Super Bowl Tickets: Fans Score Big In Final Seconds, Say Experts

If you’ve ever wanted to go to a Super Bowl, but balked at the price of Super Bowl tickets, this may be your year – especially if you’re willing to wait until the last minute.

Several factors could lead to low prices for Super Bowl tickets on the secondary market. As with any other commodity, the price of a ticket to the Super Bowl is determined by supply and demand. Indicators suggest that the demand for regular seats may be considerably lower this year than normal. By contrast, demand – and prices – for high end suites is expected to be up, with some suites currently listing for more than $1 Million on the secondary market.

One reason demand for suites is up and demand for regular seating is down for the big game between the AFC champion Denver Broncos and the NFC’s Seattle Seahawks is that the game is going to be played in East Rutherford, New Jersey. Read: It’s going to be cold. Furthermore, there’s the very real possibility of snowfall. According to The Weather Channel, it’s too early to predict potential snowfall on Super Bow Sunday, but signs point to the potential for a snow event for the East Coast over the weekend.

If the forecast calls for heavy snow for the first Super Bowl held in an outdoor stadium in a cold weather market, the NFL could reschedule the game to Saturday, Monday or Tuesday. If that happens, there could be an influx of tickets available on the secondary market from ticket holders unable or unwilling to change their travel schedules.


As it stands, Super Bowl tickets are sold at face values from $500 to $2,600. Most of the tickets are sold by the NFL – mainly to corporate partners and sponsors – and by the various NFL teams – mostly to season ticket holders through a lottery system. The NFL has also made 1,000 tickets available to fans at large through a lottery system. If you’re lucky enough to have your number drawn, you can watch the game for $500.

The chances of scoring one of the 12,000 Super Bowl tickets Reuters reports are on the secondary market are considerably better – and considerably pricier. According to Time Business & Money, the cheapest Super Bowl tickets available on the secondary market were going for $1,925 on Wednesday. The average ticket price was around $3,400 – down from over $4,000 earlier in the week.

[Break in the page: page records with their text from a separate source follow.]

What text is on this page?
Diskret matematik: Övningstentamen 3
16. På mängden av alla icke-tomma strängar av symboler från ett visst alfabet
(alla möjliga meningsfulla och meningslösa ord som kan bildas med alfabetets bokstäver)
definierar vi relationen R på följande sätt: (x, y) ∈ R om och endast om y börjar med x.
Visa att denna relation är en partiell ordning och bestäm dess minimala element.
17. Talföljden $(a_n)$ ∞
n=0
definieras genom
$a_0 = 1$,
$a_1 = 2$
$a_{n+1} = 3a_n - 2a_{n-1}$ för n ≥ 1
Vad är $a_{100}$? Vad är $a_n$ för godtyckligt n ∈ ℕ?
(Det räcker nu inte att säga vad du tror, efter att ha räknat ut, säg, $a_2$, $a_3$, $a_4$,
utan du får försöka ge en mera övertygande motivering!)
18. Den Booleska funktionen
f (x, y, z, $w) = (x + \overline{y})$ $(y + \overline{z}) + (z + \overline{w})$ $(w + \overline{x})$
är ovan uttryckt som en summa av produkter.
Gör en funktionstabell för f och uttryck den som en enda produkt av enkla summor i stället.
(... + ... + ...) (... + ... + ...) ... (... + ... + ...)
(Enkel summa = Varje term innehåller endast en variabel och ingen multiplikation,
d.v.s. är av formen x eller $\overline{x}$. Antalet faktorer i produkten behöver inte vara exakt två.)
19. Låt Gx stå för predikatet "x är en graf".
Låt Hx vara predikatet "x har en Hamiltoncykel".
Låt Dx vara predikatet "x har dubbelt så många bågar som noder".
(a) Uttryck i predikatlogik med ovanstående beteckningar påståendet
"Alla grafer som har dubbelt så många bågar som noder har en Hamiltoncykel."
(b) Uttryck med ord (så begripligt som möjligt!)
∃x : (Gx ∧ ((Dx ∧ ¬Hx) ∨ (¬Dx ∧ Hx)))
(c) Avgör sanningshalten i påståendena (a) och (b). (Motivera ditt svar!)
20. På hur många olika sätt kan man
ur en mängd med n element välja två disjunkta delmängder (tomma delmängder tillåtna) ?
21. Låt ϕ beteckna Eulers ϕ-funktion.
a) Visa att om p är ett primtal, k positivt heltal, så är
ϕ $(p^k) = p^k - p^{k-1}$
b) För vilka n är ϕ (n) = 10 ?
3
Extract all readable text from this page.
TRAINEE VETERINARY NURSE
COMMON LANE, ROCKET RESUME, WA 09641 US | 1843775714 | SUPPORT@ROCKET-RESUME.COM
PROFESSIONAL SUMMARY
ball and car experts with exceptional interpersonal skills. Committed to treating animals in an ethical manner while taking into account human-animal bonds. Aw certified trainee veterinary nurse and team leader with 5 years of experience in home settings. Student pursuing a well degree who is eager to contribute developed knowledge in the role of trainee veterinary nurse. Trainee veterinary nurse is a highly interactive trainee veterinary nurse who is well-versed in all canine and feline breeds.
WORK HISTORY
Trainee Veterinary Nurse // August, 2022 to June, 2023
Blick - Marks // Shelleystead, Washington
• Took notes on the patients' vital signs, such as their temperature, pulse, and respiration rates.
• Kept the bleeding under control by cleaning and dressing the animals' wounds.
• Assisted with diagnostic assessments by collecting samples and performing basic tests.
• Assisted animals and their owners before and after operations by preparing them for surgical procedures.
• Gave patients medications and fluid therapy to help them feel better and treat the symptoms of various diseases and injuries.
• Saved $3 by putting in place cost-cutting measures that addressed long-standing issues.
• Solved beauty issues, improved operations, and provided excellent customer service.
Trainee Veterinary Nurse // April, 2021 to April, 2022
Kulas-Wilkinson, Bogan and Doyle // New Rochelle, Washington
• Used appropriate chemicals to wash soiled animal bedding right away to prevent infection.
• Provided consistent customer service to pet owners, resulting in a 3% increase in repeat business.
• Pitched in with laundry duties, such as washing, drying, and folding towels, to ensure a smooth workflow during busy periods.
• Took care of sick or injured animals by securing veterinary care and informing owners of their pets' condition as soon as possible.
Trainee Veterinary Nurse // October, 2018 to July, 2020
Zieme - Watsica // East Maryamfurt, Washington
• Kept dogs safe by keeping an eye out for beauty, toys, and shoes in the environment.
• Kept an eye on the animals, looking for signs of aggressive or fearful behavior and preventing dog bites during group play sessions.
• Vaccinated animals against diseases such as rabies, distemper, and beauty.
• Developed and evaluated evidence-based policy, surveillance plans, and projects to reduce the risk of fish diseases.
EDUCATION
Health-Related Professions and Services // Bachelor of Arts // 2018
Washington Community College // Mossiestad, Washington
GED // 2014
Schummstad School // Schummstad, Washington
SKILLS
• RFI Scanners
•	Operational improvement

Fans who want to score a great deal of Super Bowl tickets may want to hold off as long as they can. According to a Bloomberg report, secondary market experts expect the price of Super Bowl tickets to drop to around $1,500 before game day. They suggest that prices may go even lower if the the weather doesn’t look like it’s going to play nice. Fans who don’t mind watching the game in the wind and snow could get the deal of a lifetime on Super Bowl tickets.